「去年開始,我的身體像是一台老舊的除濕機,發出悶悶的運轉聲,卻怎麼也抽不乾心裡的潮濕。」
去看了醫生,拿到的診斷總是「自律神經失調」或「壓力太大」。身邊的朋友也總習慣安慰我:「心裡有事就會影響身體,想開一點,病自然會好。」這話聽起來沒錯,而且的確心裡有事,但對一個努力撐著生活、撐著家庭的中年女性來說,有時候聽起來卻像是一種無形的指責。彷彿在說:「你會生病,是因為你自己不夠樂觀。」
其實,我們身體只是在「代償」
到了五十幾歲,身體的變化是很誠實的。體力變差、更年期的焦慮、器官的小毛病,這些都是生理上的客觀事實,不是一句「想太多」就能帶過的。

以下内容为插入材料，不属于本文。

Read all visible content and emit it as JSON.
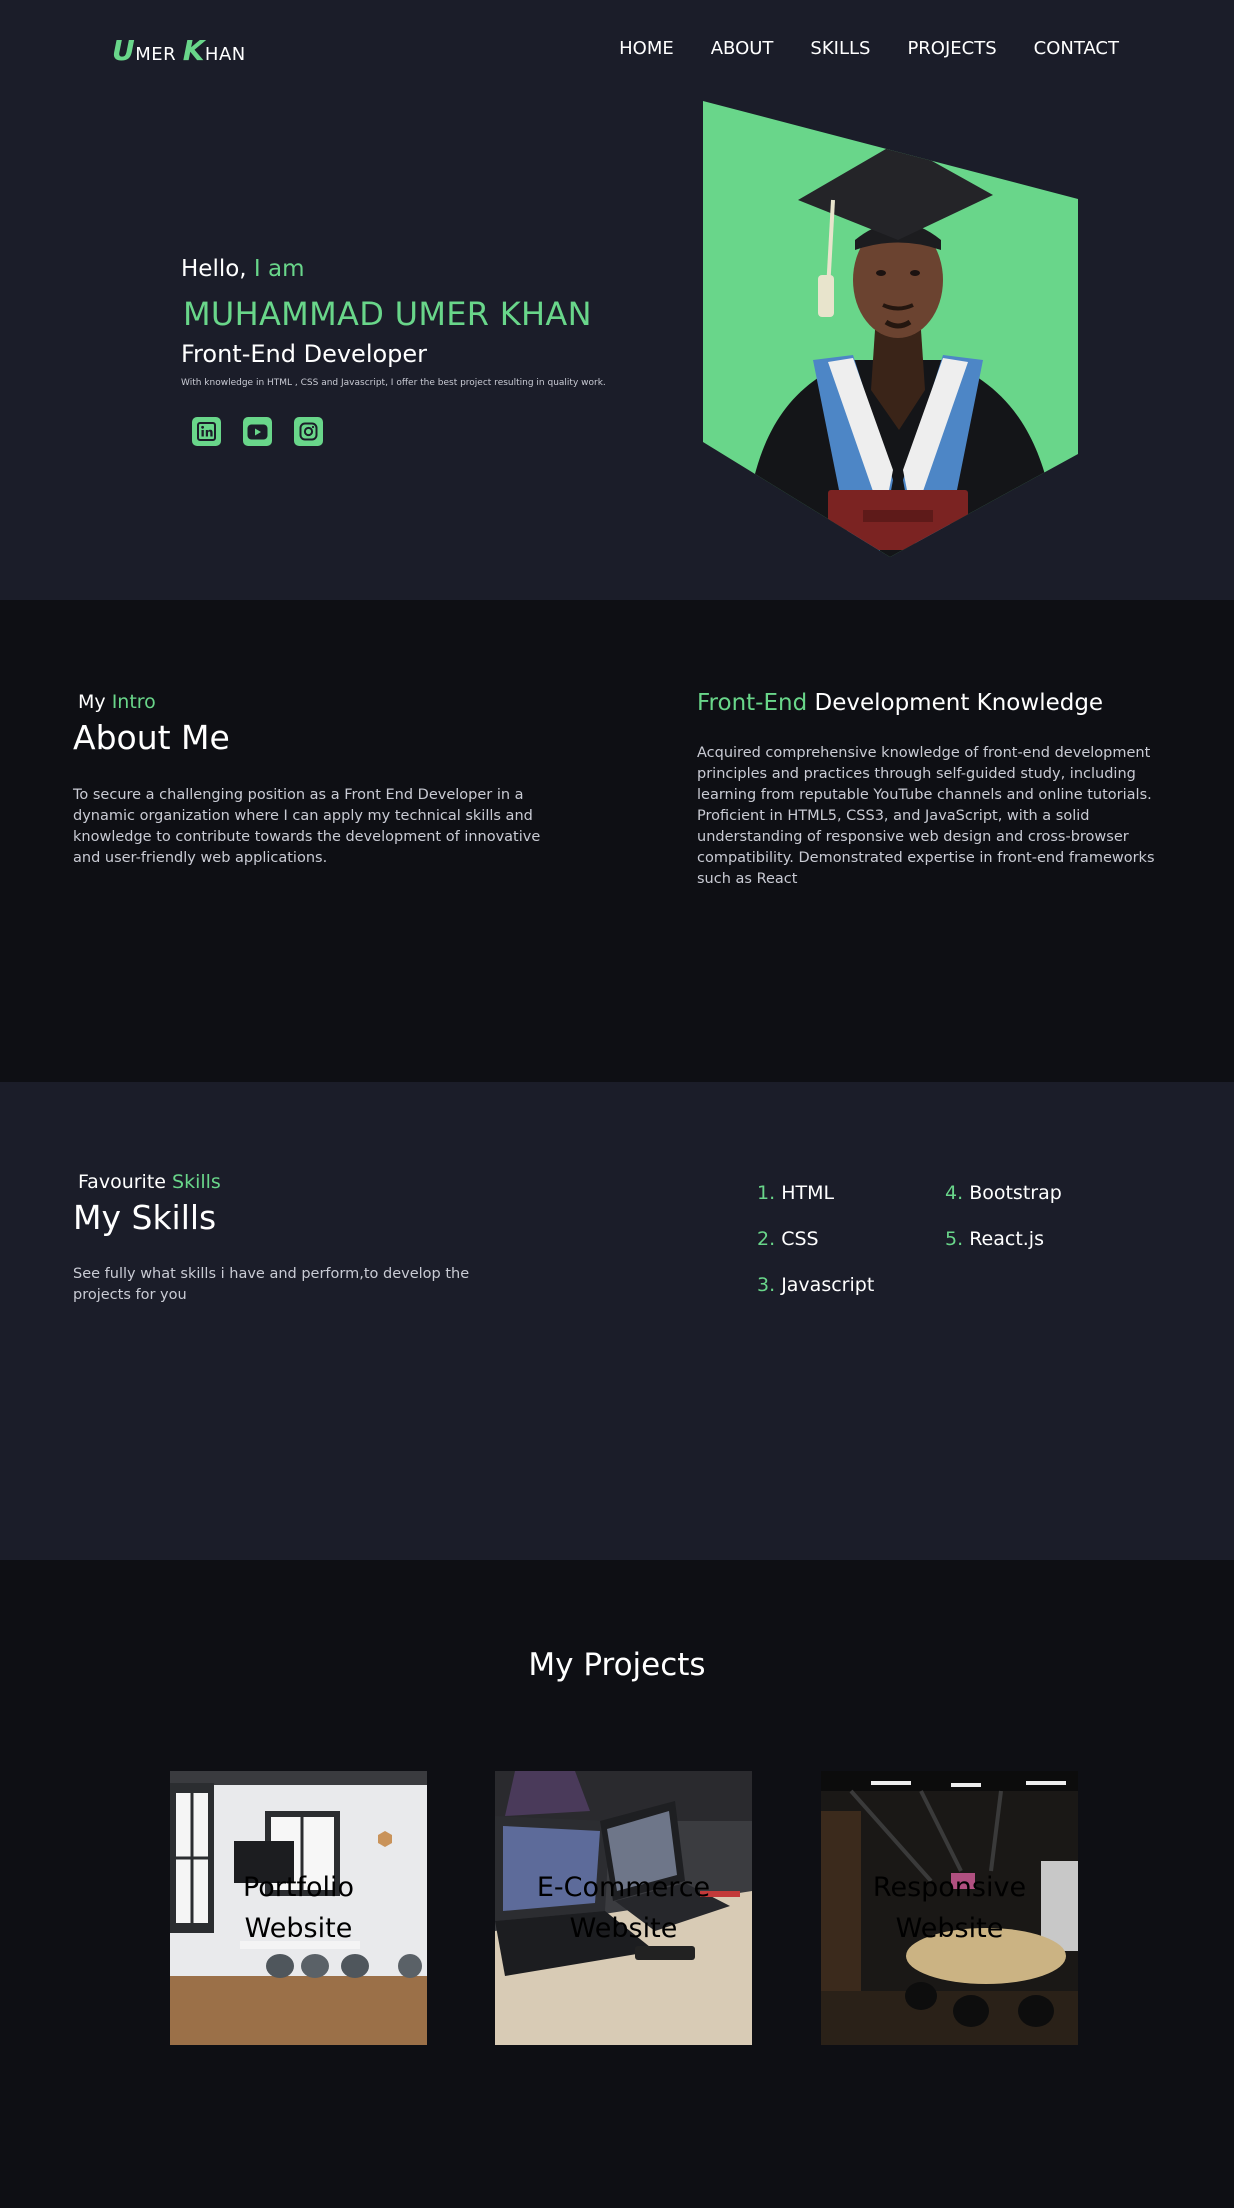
{
  "nav": {
    "logo": {
      "first_cap": "U",
      "first_rest": "MER",
      "second_cap": "K",
      "second_rest": "HAN"
    },
    "items": [
      {
        "label": "HOME"
      },
      {
        "label": "ABOUT"
      },
      {
        "label": "SKILLS"
      },
      {
        "label": "PROJECTS"
      },
      {
        "label": "CONTACT"
      }
    ]
  },
  "hero": {
    "hello": "Hello,",
    "iam": "I am",
    "name": "MUHAMMAD UMER KHAN",
    "role": "Front-End Developer",
    "blurb": "With knowledge in HTML , CSS and Javascript, I offer the best project resulting in quality work.",
    "socials": [
      {
        "icon": "linkedin-icon"
      },
      {
        "icon": "youtube-icon"
      },
      {
        "icon": "instagram-icon"
      }
    ]
  },
  "about": {
    "kicker_prefix": "My",
    "kicker_accent": "Intro",
    "title": "About Me",
    "body": "To secure a challenging position as a Front End Developer in a dynamic organization where I can apply my technical skills and knowledge to contribute towards the development of innovative and user-friendly web applications.",
    "knowledge_accent": "Front-End",
    "knowledge_rest": "Development Knowledge",
    "knowledge_body": "Acquired comprehensive knowledge of front-end development principles and practices through self-guided study, including learning from reputable YouTube channels and online tutorials. Proficient in HTML5, CSS3, and JavaScript, with a solid understanding of responsive web design and cross-browser compatibility. Demonstrated expertise in front-end frameworks such as React"
  },
  "skills": {
    "kicker_prefix": "Favourite",
    "kicker_accent": "Skills",
    "title": "My Skills",
    "body": "See fully what skills i have and perform,to develop the projects for you",
    "list": [
      {
        "num": "1.",
        "label": "HTML"
      },
      {
        "num": "2.",
        "label": "CSS"
      },
      {
        "num": "3.",
        "label": "Javascript"
      },
      {
        "num": "4.",
        "label": "Bootstrap"
      },
      {
        "num": "5.",
        "label": "React.js"
      }
    ]
  },
  "projects": {
    "title": "My Projects",
    "cards": [
      {
        "label": "Portfolio\nWebsite"
      },
      {
        "label": "E-Commerce\nWebsite"
      },
      {
        "label": "Responsive\nWebsite"
      }
    ]
  },
  "colors": {
    "accent": "#69d68a",
    "bg_dark": "#1b1d29",
    "bg_darker": "#0e0f14"
  }
}
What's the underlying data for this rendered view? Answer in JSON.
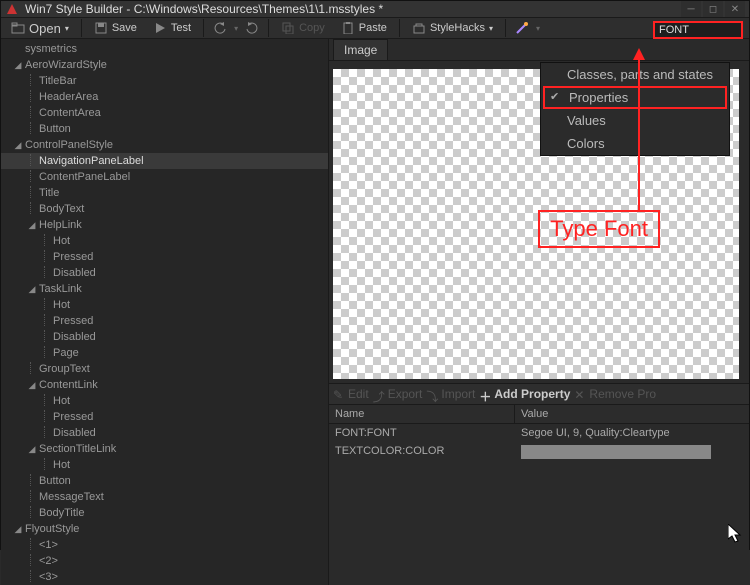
{
  "titlebar": {
    "title": "Win7 Style Builder - C:\\Windows\\Resources\\Themes\\1\\1.msstyles *"
  },
  "toolbar": {
    "open": "Open",
    "save": "Save",
    "test": "Test",
    "copy": "Copy",
    "paste": "Paste",
    "stylehacks": "StyleHacks",
    "search_value": "FONT"
  },
  "tree": {
    "items": [
      {
        "label": "sysmetrics",
        "level": 1,
        "arrow": "none"
      },
      {
        "label": "AeroWizardStyle",
        "level": 1,
        "arrow": "down"
      },
      {
        "label": "TitleBar",
        "level": 2,
        "arrow": "leaf"
      },
      {
        "label": "HeaderArea",
        "level": 2,
        "arrow": "leaf"
      },
      {
        "label": "ContentArea",
        "level": 2,
        "arrow": "leaf"
      },
      {
        "label": "Button",
        "level": 2,
        "arrow": "leaf"
      },
      {
        "label": "ControlPanelStyle",
        "level": 1,
        "arrow": "down"
      },
      {
        "label": "NavigationPaneLabel",
        "level": 2,
        "arrow": "leaf",
        "selected": true
      },
      {
        "label": "ContentPaneLabel",
        "level": 2,
        "arrow": "leaf"
      },
      {
        "label": "Title",
        "level": 2,
        "arrow": "leaf"
      },
      {
        "label": "BodyText",
        "level": 2,
        "arrow": "leaf"
      },
      {
        "label": "HelpLink",
        "level": 2,
        "arrow": "down"
      },
      {
        "label": "Hot",
        "level": 3,
        "arrow": "leaf"
      },
      {
        "label": "Pressed",
        "level": 3,
        "arrow": "leaf"
      },
      {
        "label": "Disabled",
        "level": 3,
        "arrow": "leaf"
      },
      {
        "label": "TaskLink",
        "level": 2,
        "arrow": "down"
      },
      {
        "label": "Hot",
        "level": 3,
        "arrow": "leaf"
      },
      {
        "label": "Pressed",
        "level": 3,
        "arrow": "leaf"
      },
      {
        "label": "Disabled",
        "level": 3,
        "arrow": "leaf"
      },
      {
        "label": "Page",
        "level": 3,
        "arrow": "leaf"
      },
      {
        "label": "GroupText",
        "level": 2,
        "arrow": "leaf"
      },
      {
        "label": "ContentLink",
        "level": 2,
        "arrow": "down"
      },
      {
        "label": "Hot",
        "level": 3,
        "arrow": "leaf"
      },
      {
        "label": "Pressed",
        "level": 3,
        "arrow": "leaf"
      },
      {
        "label": "Disabled",
        "level": 3,
        "arrow": "leaf"
      },
      {
        "label": "SectionTitleLink",
        "level": 2,
        "arrow": "down"
      },
      {
        "label": "Hot",
        "level": 3,
        "arrow": "leaf"
      },
      {
        "label": "Button",
        "level": 2,
        "arrow": "leaf"
      },
      {
        "label": "MessageText",
        "level": 2,
        "arrow": "leaf"
      },
      {
        "label": "BodyTitle",
        "level": 2,
        "arrow": "leaf"
      },
      {
        "label": "FlyoutStyle",
        "level": 1,
        "arrow": "down"
      },
      {
        "label": "<1>",
        "level": 2,
        "arrow": "leaf"
      },
      {
        "label": "<2>",
        "level": 2,
        "arrow": "leaf"
      },
      {
        "label": "<3>",
        "level": 2,
        "arrow": "leaf"
      }
    ]
  },
  "dropdown": {
    "items": [
      {
        "label": "Classes, parts and states",
        "checked": false,
        "highlight": false
      },
      {
        "label": "Properties",
        "checked": true,
        "highlight": true
      },
      {
        "label": "Values",
        "checked": false,
        "highlight": false
      },
      {
        "label": "Colors",
        "checked": false,
        "highlight": false
      }
    ]
  },
  "image_tab": "Image",
  "annotation": {
    "label": "Type Font"
  },
  "prop_toolbar": {
    "edit": "Edit",
    "export": "Export",
    "import": "Import",
    "add": "Add Property",
    "remove": "Remove Pro"
  },
  "prop_table": {
    "head_name": "Name",
    "head_value": "Value",
    "rows": [
      {
        "name": "FONT:FONT",
        "value": "Segoe UI, 9, Quality:Cleartype"
      },
      {
        "name": "TEXTCOLOR:COLOR",
        "value": ""
      }
    ]
  }
}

我想,這段時間的身體異狀,其實是過去幾十年「過度努力」的代償。以前在職場上,真心的付出覺得理所當然,然而當發現不被珍惜被踐踏、真心換絕情的時候,那種「不值」的委屈,更深深的傷害內心到底…..我以為自己調適好了,但身體其實一直都記得。
我們這年紀的女人,真的不是愛糾結,而是我們承擔得太久,久到身體必須發出警報,強迫我們停下來。
最寒心的安慰:當「福報」成了評判標準
在身體最不舒服的時候,我聽過最心寒的話,是一位學佛的同事對我說: 「你身體不好,就是因為福報不夠多,去積點福吧。」
那一刻,我心裡滿是挫折。自認心存善念、樂於助人,我沒有這麼深度的研究佛教,但難道我的健康是拿來衡量功德的標準嗎?這種話背後隱藏的,是一種傲慢與批判。
這讓我想起那些對特殊生家庭冷嘲熱諷的人:「他們家會出這種小孩,一定是做了什麼壞事,報應在孩子身上。」這對那些日夜操勞、心酸滿滿的父母來說,是多麼殘忍的二次傷害。
真正的善,應該是同理與陪伴,而不是拿著宗教的尺,去衡量別人的苦難。我的低潮跟我的善惡無關,身體病了,就只是需要休息和治療而已。
關於憂鬱:不要說教,只要陪伴
這場身心煎熬,也讓我想起多年前經歷前夫外遇、婚姻崩塌的那段日子。
當時的我,真的覺得人生是灰色的。前夫是典型的客家大男人,他需要掌控一切,卻無法接受妻子的優秀。當我的付出被視為理所當然、信任被徹底摧毀時,我跌入了憂鬱的深淵。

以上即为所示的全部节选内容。